The study included patients with T4 (≥80% of body surface area involved with erythroderma) and definitive leukemic involvement. The mean age of the patients at SS diagnosis was 66.2 years, and patients had a median duration of 3 years of dermatologic symptoms before diagnoses (IQR=1.3-6 years).
Many patients underwent lymph node and bone marrow biopsies, and molecular studies of the lymph nodes, bone marrow, blood and skin to verify diagnoses and to exclude other factors.
In a follow-up of all patients, 150 were known to be deceased, with a median time of death after diagnosis of 3.5 years. The median duration of follow-up among the other 26 patients was 4.4 years. After diagnoses, median survival was 4 years; overall survival was 86.1% and 42.3% at 1 and 5 years, respectively. With increasing age, worse prognoses were reported (HR=1.39; 95% CI, 1.20-1.60).
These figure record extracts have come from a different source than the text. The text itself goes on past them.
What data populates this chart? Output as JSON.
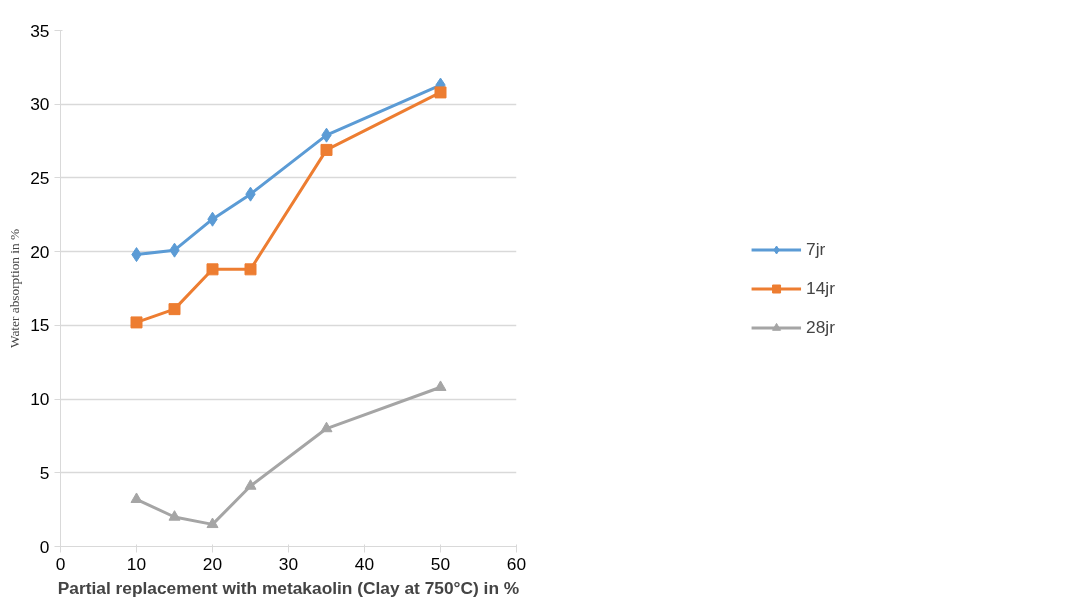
{
  "chart_data": {
    "type": "line",
    "xlabel": "Partial replacement with metakaolin (Clay at 750°C) in %",
    "ylabel": "Water absorption in %",
    "x": [
      10,
      15,
      20,
      25,
      35,
      50
    ],
    "series": [
      {
        "name": "7jr",
        "color": "#5b9bd5",
        "marker": "diamond",
        "values": [
          19.8,
          20.1,
          22.2,
          23.9,
          27.9,
          31.3
        ]
      },
      {
        "name": "14jr",
        "color": "#ed7d31",
        "marker": "square",
        "values": [
          15.2,
          16.1,
          18.8,
          18.8,
          26.9,
          30.8
        ]
      },
      {
        "name": "28jr",
        "color": "#a5a5a5",
        "marker": "triangle",
        "values": [
          3.2,
          2.0,
          1.5,
          4.1,
          8.0,
          10.8
        ]
      }
    ],
    "xlim": [
      0,
      60
    ],
    "xticks": [
      0,
      10,
      20,
      30,
      40,
      50,
      60
    ],
    "ylim": [
      0,
      35
    ],
    "yticks": [
      0,
      5,
      10,
      15,
      20,
      25,
      30,
      35
    ],
    "grid": "y",
    "legend": "right",
    "line_style": "solid"
  }
}
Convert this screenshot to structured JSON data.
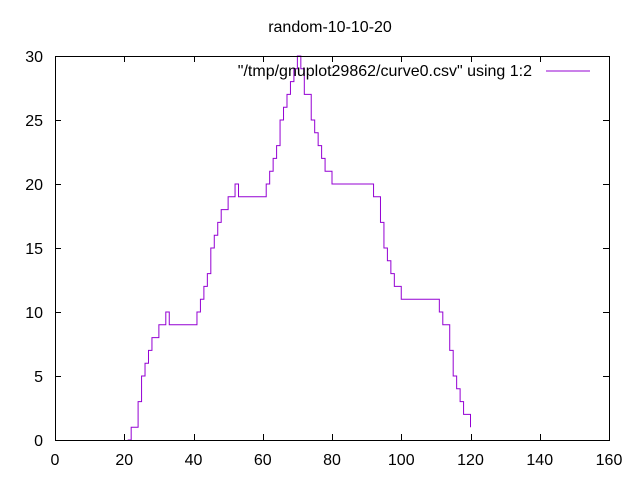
{
  "chart_data": {
    "type": "line",
    "style": "steps",
    "title": "random-10-10-20",
    "xlabel": "",
    "ylabel": "",
    "xlim": [
      0,
      160
    ],
    "ylim": [
      0,
      30
    ],
    "x_ticks": [
      0,
      20,
      40,
      60,
      80,
      100,
      120,
      140,
      160
    ],
    "y_ticks": [
      0,
      5,
      10,
      15,
      20,
      25,
      30
    ],
    "grid": false,
    "legend_position": "top-right",
    "series": [
      {
        "name": "\"/tmp/gnuplot29862/curve0.csv\" using 1:2",
        "color": "#9400d3",
        "x": [
          21,
          22,
          24,
          25,
          26,
          27,
          28,
          30,
          32,
          33,
          41,
          42,
          43,
          44,
          45,
          46,
          47,
          48,
          50,
          52,
          53,
          61,
          62,
          63,
          64,
          65,
          66,
          67,
          68,
          69,
          70,
          71,
          72,
          74,
          75,
          76,
          77,
          78,
          80,
          91,
          92,
          94,
          95,
          96,
          97,
          98,
          100,
          111,
          112,
          114,
          115,
          116,
          117,
          118,
          120
        ],
        "values": [
          0,
          1,
          3,
          5,
          6,
          7,
          8,
          9,
          10,
          9,
          10,
          11,
          12,
          13,
          15,
          16,
          17,
          18,
          19,
          20,
          19,
          20,
          21,
          22,
          23,
          25,
          26,
          27,
          28,
          29,
          30,
          29,
          27,
          25,
          24,
          23,
          22,
          21,
          20,
          20,
          19,
          17,
          15,
          14,
          13,
          12,
          11,
          10,
          9,
          7,
          5,
          4,
          3,
          2,
          1
        ]
      }
    ]
  }
}
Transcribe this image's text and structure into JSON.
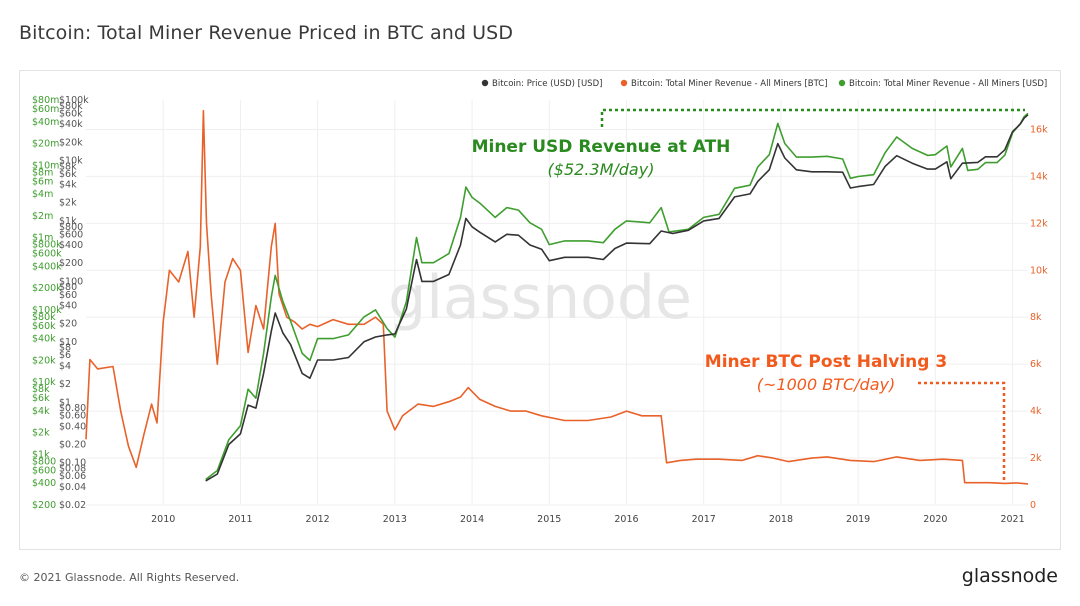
{
  "title": "Bitcoin: Total Miner Revenue Priced in BTC and USD",
  "footer": {
    "copyright": "© 2021 Glassnode. All Rights Reserved.",
    "logo": "glassnode"
  },
  "watermark": "glassnode",
  "colors": {
    "price": "#333333",
    "btc_revenue": "#e8622a",
    "usd_revenue": "#3f9e2f",
    "grid": "#efefef"
  },
  "chart_data": {
    "type": "line",
    "xlabel": "",
    "ylabel": "",
    "x_ticks": [
      "2010",
      "2011",
      "2012",
      "2013",
      "2014",
      "2015",
      "2016",
      "2017",
      "2018",
      "2019",
      "2020",
      "2021"
    ],
    "xlim": [
      2009.0,
      2021.2
    ],
    "y_left_usd_revenue_ticks": [
      "$80m",
      "$60m",
      "$40m",
      "$20m",
      "$10m",
      "$8m",
      "$6m",
      "$4m",
      "$2m",
      "$1m",
      "$800k",
      "$600k",
      "$400k",
      "$200k",
      "$100k",
      "$80k",
      "$60k",
      "$40k",
      "$20k",
      "$10k",
      "$8k",
      "$6k",
      "$4k",
      "$2k",
      "$1k",
      "$800",
      "$600",
      "$400",
      "$200"
    ],
    "y_left_usd_revenue_log": true,
    "y_left_usd_revenue_ylim": [
      200,
      80000000
    ],
    "y_left_price_ticks": [
      "$100k",
      "$80k",
      "$60k",
      "$40k",
      "$20k",
      "$10k",
      "$8k",
      "$6k",
      "$4k",
      "$2k",
      "$1k",
      "$800",
      "$600",
      "$400",
      "$200",
      "$100",
      "$80",
      "$60",
      "$40",
      "$20",
      "$10",
      "$8",
      "$6",
      "$4",
      "$2",
      "$1",
      "$0.80",
      "$0.60",
      "$0.40",
      "$0.20",
      "$0.10",
      "$0.08",
      "$0.06",
      "$0.04",
      "$0.02"
    ],
    "y_left_price_log": true,
    "y_left_price_ylim": [
      0.02,
      100000
    ],
    "y_right_btc_ticks": [
      "16k",
      "14k",
      "12k",
      "10k",
      "8k",
      "6k",
      "4k",
      "2k",
      "0"
    ],
    "y_right_btc_ylim": [
      0,
      17000
    ],
    "legend_position": "top-right",
    "series": [
      {
        "name": "Bitcoin: Price (USD) [USD]",
        "color": "#333333",
        "axis": "price",
        "points": [
          [
            2010.55,
            0.05
          ],
          [
            2010.7,
            0.065
          ],
          [
            2010.85,
            0.2
          ],
          [
            2011.0,
            0.3
          ],
          [
            2011.1,
            0.9
          ],
          [
            2011.2,
            0.8
          ],
          [
            2011.3,
            3
          ],
          [
            2011.4,
            15
          ],
          [
            2011.45,
            30
          ],
          [
            2011.55,
            14
          ],
          [
            2011.65,
            9
          ],
          [
            2011.8,
            3
          ],
          [
            2011.9,
            2.5
          ],
          [
            2012.0,
            5
          ],
          [
            2012.2,
            5
          ],
          [
            2012.4,
            5.5
          ],
          [
            2012.6,
            10
          ],
          [
            2012.75,
            12
          ],
          [
            2012.9,
            13
          ],
          [
            2013.0,
            13.5
          ],
          [
            2013.15,
            35
          ],
          [
            2013.28,
            230
          ],
          [
            2013.35,
            100
          ],
          [
            2013.5,
            100
          ],
          [
            2013.7,
            130
          ],
          [
            2013.85,
            400
          ],
          [
            2013.92,
            1100
          ],
          [
            2014.0,
            800
          ],
          [
            2014.1,
            650
          ],
          [
            2014.3,
            450
          ],
          [
            2014.45,
            600
          ],
          [
            2014.6,
            580
          ],
          [
            2014.75,
            400
          ],
          [
            2014.9,
            340
          ],
          [
            2015.0,
            220
          ],
          [
            2015.2,
            250
          ],
          [
            2015.5,
            250
          ],
          [
            2015.7,
            230
          ],
          [
            2015.85,
            350
          ],
          [
            2016.0,
            430
          ],
          [
            2016.3,
            420
          ],
          [
            2016.45,
            680
          ],
          [
            2016.6,
            620
          ],
          [
            2016.8,
            700
          ],
          [
            2017.0,
            1000
          ],
          [
            2017.2,
            1100
          ],
          [
            2017.4,
            2500
          ],
          [
            2017.6,
            2800
          ],
          [
            2017.7,
            4500
          ],
          [
            2017.85,
            7000
          ],
          [
            2017.96,
            19000
          ],
          [
            2018.05,
            11000
          ],
          [
            2018.2,
            7000
          ],
          [
            2018.4,
            6500
          ],
          [
            2018.6,
            6500
          ],
          [
            2018.8,
            6400
          ],
          [
            2018.9,
            3500
          ],
          [
            2019.0,
            3700
          ],
          [
            2019.2,
            4000
          ],
          [
            2019.35,
            8000
          ],
          [
            2019.5,
            12000
          ],
          [
            2019.7,
            9000
          ],
          [
            2019.9,
            7200
          ],
          [
            2020.0,
            7200
          ],
          [
            2020.15,
            9500
          ],
          [
            2020.2,
            5000
          ],
          [
            2020.35,
            9000
          ],
          [
            2020.55,
            9300
          ],
          [
            2020.65,
            11500
          ],
          [
            2020.8,
            11500
          ],
          [
            2020.9,
            15000
          ],
          [
            2021.0,
            30000
          ],
          [
            2021.1,
            40000
          ],
          [
            2021.15,
            50000
          ],
          [
            2021.2,
            57000
          ]
        ]
      },
      {
        "name": "Bitcoin: Total Miner Revenue - All Miners [BTC]",
        "color": "#e8622a",
        "axis": "btc",
        "points": [
          [
            2009.0,
            2800
          ],
          [
            2009.05,
            6200
          ],
          [
            2009.15,
            5800
          ],
          [
            2009.35,
            5900
          ],
          [
            2009.45,
            4000
          ],
          [
            2009.55,
            2500
          ],
          [
            2009.65,
            1600
          ],
          [
            2009.75,
            3000
          ],
          [
            2009.85,
            4300
          ],
          [
            2009.92,
            3500
          ],
          [
            2010.0,
            7800
          ],
          [
            2010.08,
            10000
          ],
          [
            2010.2,
            9500
          ],
          [
            2010.32,
            10800
          ],
          [
            2010.4,
            8000
          ],
          [
            2010.48,
            11000
          ],
          [
            2010.52,
            16800
          ],
          [
            2010.56,
            12000
          ],
          [
            2010.62,
            9000
          ],
          [
            2010.7,
            6000
          ],
          [
            2010.8,
            9500
          ],
          [
            2010.9,
            10500
          ],
          [
            2011.0,
            10000
          ],
          [
            2011.1,
            6500
          ],
          [
            2011.2,
            8500
          ],
          [
            2011.3,
            7500
          ],
          [
            2011.4,
            11000
          ],
          [
            2011.45,
            12000
          ],
          [
            2011.5,
            9000
          ],
          [
            2011.6,
            8000
          ],
          [
            2011.7,
            7800
          ],
          [
            2011.8,
            7500
          ],
          [
            2011.9,
            7700
          ],
          [
            2012.0,
            7600
          ],
          [
            2012.2,
            7900
          ],
          [
            2012.4,
            7700
          ],
          [
            2012.6,
            7700
          ],
          [
            2012.75,
            8000
          ],
          [
            2012.85,
            7700
          ],
          [
            2012.9,
            4000
          ],
          [
            2013.0,
            3200
          ],
          [
            2013.1,
            3800
          ],
          [
            2013.3,
            4300
          ],
          [
            2013.5,
            4200
          ],
          [
            2013.7,
            4400
          ],
          [
            2013.85,
            4600
          ],
          [
            2013.95,
            5000
          ],
          [
            2014.1,
            4500
          ],
          [
            2014.3,
            4200
          ],
          [
            2014.5,
            4000
          ],
          [
            2014.7,
            4000
          ],
          [
            2014.9,
            3800
          ],
          [
            2015.2,
            3600
          ],
          [
            2015.5,
            3600
          ],
          [
            2015.8,
            3750
          ],
          [
            2016.0,
            4000
          ],
          [
            2016.2,
            3800
          ],
          [
            2016.45,
            3800
          ],
          [
            2016.52,
            1800
          ],
          [
            2016.7,
            1900
          ],
          [
            2016.9,
            1950
          ],
          [
            2017.2,
            1950
          ],
          [
            2017.5,
            1900
          ],
          [
            2017.7,
            2100
          ],
          [
            2017.9,
            2000
          ],
          [
            2018.1,
            1850
          ],
          [
            2018.4,
            2000
          ],
          [
            2018.6,
            2050
          ],
          [
            2018.9,
            1900
          ],
          [
            2019.2,
            1850
          ],
          [
            2019.5,
            2050
          ],
          [
            2019.8,
            1900
          ],
          [
            2020.1,
            1950
          ],
          [
            2020.35,
            1900
          ],
          [
            2020.38,
            950
          ],
          [
            2020.5,
            950
          ],
          [
            2020.7,
            950
          ],
          [
            2020.9,
            920
          ],
          [
            2021.05,
            940
          ],
          [
            2021.2,
            900
          ]
        ]
      },
      {
        "name": "Bitcoin: Total Miner Revenue - All Miners [USD]",
        "color": "#3f9e2f",
        "axis": "usd_revenue",
        "points": [
          [
            2010.55,
            450
          ],
          [
            2010.7,
            600
          ],
          [
            2010.85,
            1600
          ],
          [
            2011.0,
            2500
          ],
          [
            2011.1,
            8000
          ],
          [
            2011.2,
            6000
          ],
          [
            2011.3,
            25000
          ],
          [
            2011.4,
            150000
          ],
          [
            2011.45,
            300000
          ],
          [
            2011.55,
            130000
          ],
          [
            2011.65,
            70000
          ],
          [
            2011.8,
            25000
          ],
          [
            2011.9,
            20000
          ],
          [
            2012.0,
            40000
          ],
          [
            2012.2,
            40000
          ],
          [
            2012.4,
            45000
          ],
          [
            2012.6,
            80000
          ],
          [
            2012.75,
            100000
          ],
          [
            2012.9,
            55000
          ],
          [
            2013.0,
            42000
          ],
          [
            2013.15,
            130000
          ],
          [
            2013.28,
            1000000
          ],
          [
            2013.35,
            450000
          ],
          [
            2013.5,
            450000
          ],
          [
            2013.7,
            600000
          ],
          [
            2013.85,
            1900000
          ],
          [
            2013.92,
            5000000
          ],
          [
            2014.0,
            3600000
          ],
          [
            2014.1,
            3000000
          ],
          [
            2014.3,
            1900000
          ],
          [
            2014.45,
            2600000
          ],
          [
            2014.6,
            2400000
          ],
          [
            2014.75,
            1600000
          ],
          [
            2014.9,
            1300000
          ],
          [
            2015.0,
            800000
          ],
          [
            2015.2,
            900000
          ],
          [
            2015.5,
            900000
          ],
          [
            2015.7,
            850000
          ],
          [
            2015.85,
            1300000
          ],
          [
            2016.0,
            1700000
          ],
          [
            2016.3,
            1600000
          ],
          [
            2016.45,
            2600000
          ],
          [
            2016.55,
            1200000
          ],
          [
            2016.8,
            1300000
          ],
          [
            2017.0,
            1900000
          ],
          [
            2017.2,
            2100000
          ],
          [
            2017.4,
            4800000
          ],
          [
            2017.6,
            5300000
          ],
          [
            2017.7,
            9500000
          ],
          [
            2017.85,
            14000000
          ],
          [
            2017.96,
            38000000
          ],
          [
            2018.05,
            20000000
          ],
          [
            2018.2,
            13000000
          ],
          [
            2018.4,
            13000000
          ],
          [
            2018.6,
            13300000
          ],
          [
            2018.8,
            12200000
          ],
          [
            2018.9,
            6600000
          ],
          [
            2019.0,
            7000000
          ],
          [
            2019.2,
            7400000
          ],
          [
            2019.35,
            15000000
          ],
          [
            2019.5,
            24600000
          ],
          [
            2019.7,
            17100000
          ],
          [
            2019.9,
            13700000
          ],
          [
            2020.0,
            14000000
          ],
          [
            2020.15,
            18500000
          ],
          [
            2020.2,
            9500000
          ],
          [
            2020.35,
            17100000
          ],
          [
            2020.42,
            8500000
          ],
          [
            2020.55,
            8800000
          ],
          [
            2020.65,
            10900000
          ],
          [
            2020.8,
            10900000
          ],
          [
            2020.9,
            13800000
          ],
          [
            2021.0,
            28200000
          ],
          [
            2021.1,
            37600000
          ],
          [
            2021.15,
            47000000
          ],
          [
            2021.2,
            52300000
          ]
        ]
      }
    ],
    "annotations": [
      {
        "text": "Miner USD Revenue at ATH",
        "color": "#2a8a1f"
      },
      {
        "text": "($52.3M/day)",
        "color": "#2a8a1f"
      },
      {
        "text": "Miner BTC Post Halving 3",
        "color": "#f25a1d"
      },
      {
        "text": "(~1000 BTC/day)",
        "color": "#f25a1d"
      }
    ]
  }
}
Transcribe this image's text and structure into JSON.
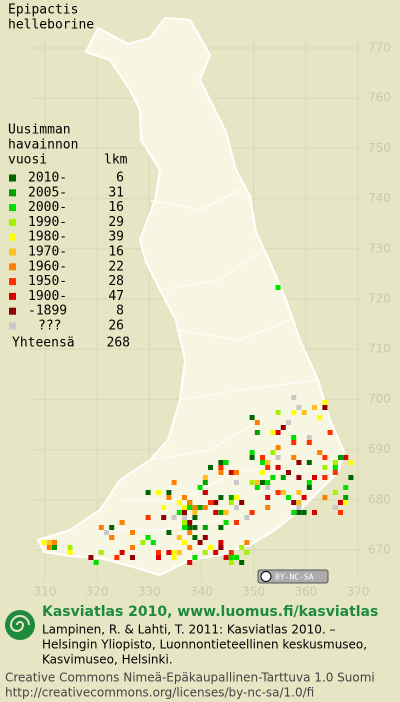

The existence or diagnosis of prior mycosis fungoides (MF), observed in 12 SS patients, also indicated worse prognoses (HR=2.68; 95% CI, 1.44-4.98). Other potential predictors of shorter survival, after adjusting for age, were lactate dehydrogenase level at presentation (HR=1.71; 95% CI, 1.18-2.47 per doubling) and T-cell receptor gene rearrangements in skin (HR=2.59; 95% CI, 1.38-4.87) and blood (HR=2.05; 95% CI, 1.00-4.21).
“Because of the aggressive nature of SS compared with other subsets of CTCL, such as erythrodermic MF or early stage MF, it is imperative to stratify and analyze the distinctive patient population separately,” the researchers reported. “Further studies need to identify improved diagnostic techniques and molecular prognostic markers, and assess the impact of novel therapeutics to improve the outcomes of patients with SS.”